Essential Not Brand Echh: Virtually timeless and hilarious, especially when the writers and artists parody their own comics. What’s the hold up here? Are they afraid DC will complain?
Go-Go Archives: Charlton’s groovy 1966 series starring Miss Bikini Luv (on which Jim Aparo made his comics debut in #6) is little seen and pricey when it does show up. It’s crying to be reprinted! At least, I’m crying that it hasn’t been.
Scribbly Archives: Once that S&S volume takes off, they’ll no doubt want to get more of Mayer’s work into print. This would be my A #1 way to go. It’s hilarious stuff with excellent art. It’s truly a long shot, but considering some of the oddball stuff that Marvel is putting out from approximately this same time period, this would be a great one for DC to try.
Capt. Savage & His Leatherneck Raiders and Combat Kelley & His Deadly Dozen: I have to admit, as I was not a major War fan back in the day, I’m not too familiar with either of these. But that’s a good reason to get them out there now, as I’d definitely be curious enough to buy a b&w collection of either.
Mark Marlin: It was not my suggestion, but we all know it’s just a matter of time.
Essential Westerns. Likewise, I was not much interested in the Rawhide Kid Masterworks collection, as it was too little bang for the buck, IMO—and apparently others agreed, as no more have followed. But as Essential volumes, I’d buy Kid Colt, Rawhide and Two-Gun for sure. There are other shorter-run westerns that might make up a good collection after these run their course, too.
Brave & Bold also-rans: We’ve mentioned this one before on the AMSA board. I’m not sure how you position it, but we all know the issues we’re talking about here: the ones that weren’t popular enough to get their own series and seldom get reprinted as a result. Heck, they’d have several volumes worth of Viking Prince, Robin Hood, Suicide Squad, etc. to print in succession before they even had to start leaving out anything when the JLA arrived in #28. Maybe they could run the covers to those issues and continue with Cave Carson, more Suicide Squad and Strange Sports Stories. I think those would be great volumes. But what do you call it? The Worst of Brave & Bold?
Rip Hunter: I’m surprised this one hasn’t already been produced, considering he has some name recognition. The Sea Devils is a more iffy proposition but falls into the same category, no doubt. They both have the same demographic make-up as most adventure teams back then, but they are unlike any other comics from that time and deserve some time in the sun.

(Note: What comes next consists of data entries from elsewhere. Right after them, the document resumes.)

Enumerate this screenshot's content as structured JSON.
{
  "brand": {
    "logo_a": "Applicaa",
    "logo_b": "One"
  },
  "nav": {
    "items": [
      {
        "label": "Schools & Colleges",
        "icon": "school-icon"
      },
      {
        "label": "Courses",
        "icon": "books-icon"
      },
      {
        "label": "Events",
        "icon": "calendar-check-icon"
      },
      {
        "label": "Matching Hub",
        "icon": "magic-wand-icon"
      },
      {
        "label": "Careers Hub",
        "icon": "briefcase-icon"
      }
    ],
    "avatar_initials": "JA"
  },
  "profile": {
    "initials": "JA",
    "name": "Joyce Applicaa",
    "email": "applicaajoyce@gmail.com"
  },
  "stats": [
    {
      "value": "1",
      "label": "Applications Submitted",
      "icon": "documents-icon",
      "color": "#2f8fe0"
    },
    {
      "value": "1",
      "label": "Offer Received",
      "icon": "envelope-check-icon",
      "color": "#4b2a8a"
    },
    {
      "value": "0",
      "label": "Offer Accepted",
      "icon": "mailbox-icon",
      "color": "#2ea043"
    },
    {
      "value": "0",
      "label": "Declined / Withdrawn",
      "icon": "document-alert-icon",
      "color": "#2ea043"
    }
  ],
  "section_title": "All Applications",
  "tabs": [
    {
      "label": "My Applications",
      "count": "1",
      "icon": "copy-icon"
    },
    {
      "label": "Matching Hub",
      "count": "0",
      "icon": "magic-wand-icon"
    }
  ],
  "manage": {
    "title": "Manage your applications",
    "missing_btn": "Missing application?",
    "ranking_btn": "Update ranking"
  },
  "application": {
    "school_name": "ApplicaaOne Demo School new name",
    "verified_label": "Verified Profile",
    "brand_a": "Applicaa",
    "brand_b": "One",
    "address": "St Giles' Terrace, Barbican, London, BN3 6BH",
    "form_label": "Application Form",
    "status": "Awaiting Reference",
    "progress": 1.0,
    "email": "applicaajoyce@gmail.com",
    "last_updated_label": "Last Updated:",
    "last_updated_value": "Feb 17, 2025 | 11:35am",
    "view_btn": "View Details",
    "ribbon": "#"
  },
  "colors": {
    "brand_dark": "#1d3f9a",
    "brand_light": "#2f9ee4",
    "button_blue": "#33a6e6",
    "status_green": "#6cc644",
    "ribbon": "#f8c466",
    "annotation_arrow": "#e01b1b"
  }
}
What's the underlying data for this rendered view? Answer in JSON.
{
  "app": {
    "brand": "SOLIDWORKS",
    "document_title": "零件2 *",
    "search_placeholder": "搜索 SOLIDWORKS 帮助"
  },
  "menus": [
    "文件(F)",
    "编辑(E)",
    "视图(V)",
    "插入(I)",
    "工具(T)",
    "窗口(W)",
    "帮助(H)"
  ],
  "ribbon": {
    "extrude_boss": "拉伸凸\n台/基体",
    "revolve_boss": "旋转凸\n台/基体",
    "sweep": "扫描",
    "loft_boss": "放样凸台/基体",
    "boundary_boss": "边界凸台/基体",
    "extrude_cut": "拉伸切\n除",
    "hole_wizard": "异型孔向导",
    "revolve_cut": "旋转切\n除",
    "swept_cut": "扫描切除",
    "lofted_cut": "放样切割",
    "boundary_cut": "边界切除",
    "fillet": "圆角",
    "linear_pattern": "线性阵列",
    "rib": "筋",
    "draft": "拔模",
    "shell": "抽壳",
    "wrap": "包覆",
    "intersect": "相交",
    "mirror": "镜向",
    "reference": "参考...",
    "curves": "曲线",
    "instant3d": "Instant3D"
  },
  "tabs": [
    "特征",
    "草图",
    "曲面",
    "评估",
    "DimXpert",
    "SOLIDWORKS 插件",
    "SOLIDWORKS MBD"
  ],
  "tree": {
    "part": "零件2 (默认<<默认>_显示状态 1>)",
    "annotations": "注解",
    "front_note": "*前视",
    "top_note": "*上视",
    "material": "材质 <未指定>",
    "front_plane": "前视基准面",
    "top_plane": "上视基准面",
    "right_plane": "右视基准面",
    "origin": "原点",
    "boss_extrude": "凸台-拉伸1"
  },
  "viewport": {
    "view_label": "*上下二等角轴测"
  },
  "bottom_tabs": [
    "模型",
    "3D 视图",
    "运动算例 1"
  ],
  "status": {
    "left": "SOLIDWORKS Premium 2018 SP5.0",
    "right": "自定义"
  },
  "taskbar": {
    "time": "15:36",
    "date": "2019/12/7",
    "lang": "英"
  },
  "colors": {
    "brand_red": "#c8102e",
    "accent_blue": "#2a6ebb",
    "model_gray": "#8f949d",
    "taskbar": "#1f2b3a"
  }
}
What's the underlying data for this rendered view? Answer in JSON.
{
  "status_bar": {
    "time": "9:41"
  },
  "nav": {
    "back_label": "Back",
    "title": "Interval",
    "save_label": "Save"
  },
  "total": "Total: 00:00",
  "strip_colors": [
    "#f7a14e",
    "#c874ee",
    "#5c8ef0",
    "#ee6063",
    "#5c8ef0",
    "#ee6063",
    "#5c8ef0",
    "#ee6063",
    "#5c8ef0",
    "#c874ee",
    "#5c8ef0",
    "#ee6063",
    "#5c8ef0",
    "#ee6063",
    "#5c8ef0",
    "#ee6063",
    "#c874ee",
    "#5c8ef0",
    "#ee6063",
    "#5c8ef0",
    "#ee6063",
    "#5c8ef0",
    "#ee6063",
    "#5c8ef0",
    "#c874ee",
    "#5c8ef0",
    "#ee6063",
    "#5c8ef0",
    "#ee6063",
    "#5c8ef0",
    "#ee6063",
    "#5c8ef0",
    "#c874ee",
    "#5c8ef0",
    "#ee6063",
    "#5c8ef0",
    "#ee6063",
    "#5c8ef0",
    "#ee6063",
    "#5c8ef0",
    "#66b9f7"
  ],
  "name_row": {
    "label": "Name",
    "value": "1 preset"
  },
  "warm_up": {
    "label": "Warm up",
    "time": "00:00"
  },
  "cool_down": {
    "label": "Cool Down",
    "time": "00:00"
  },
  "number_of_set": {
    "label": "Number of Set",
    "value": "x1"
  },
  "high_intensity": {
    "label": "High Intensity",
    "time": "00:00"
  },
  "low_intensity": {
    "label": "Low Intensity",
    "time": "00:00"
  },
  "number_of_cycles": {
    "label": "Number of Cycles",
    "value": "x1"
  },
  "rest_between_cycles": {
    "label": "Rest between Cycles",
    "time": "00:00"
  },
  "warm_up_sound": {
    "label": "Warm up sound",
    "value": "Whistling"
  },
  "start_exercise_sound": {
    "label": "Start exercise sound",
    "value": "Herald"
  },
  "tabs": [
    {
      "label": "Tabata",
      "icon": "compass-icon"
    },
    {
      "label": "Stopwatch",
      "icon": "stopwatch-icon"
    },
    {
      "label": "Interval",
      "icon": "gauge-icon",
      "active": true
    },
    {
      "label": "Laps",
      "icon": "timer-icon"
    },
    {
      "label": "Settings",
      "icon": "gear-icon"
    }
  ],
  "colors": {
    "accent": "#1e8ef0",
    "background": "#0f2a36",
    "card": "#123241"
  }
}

1950s Batman: It’s a shame that the collections began with the “New Look” stories, which is so late into the Silver Age, but it’s understandable that those show the most recognizable Batman. Even so, all those wacky 1950s stories deserve to be reprinted, if only because so many fewer of them have ever been reprinted. And it’s apparent that the Archives will never get there.
When the hardcovers of The Spirit were published I would have bought the later volumes if they had been published first. Because they didn't do that I never bought any of them, figuring I had most or all of it in Warren and Kitchen Sink reprints.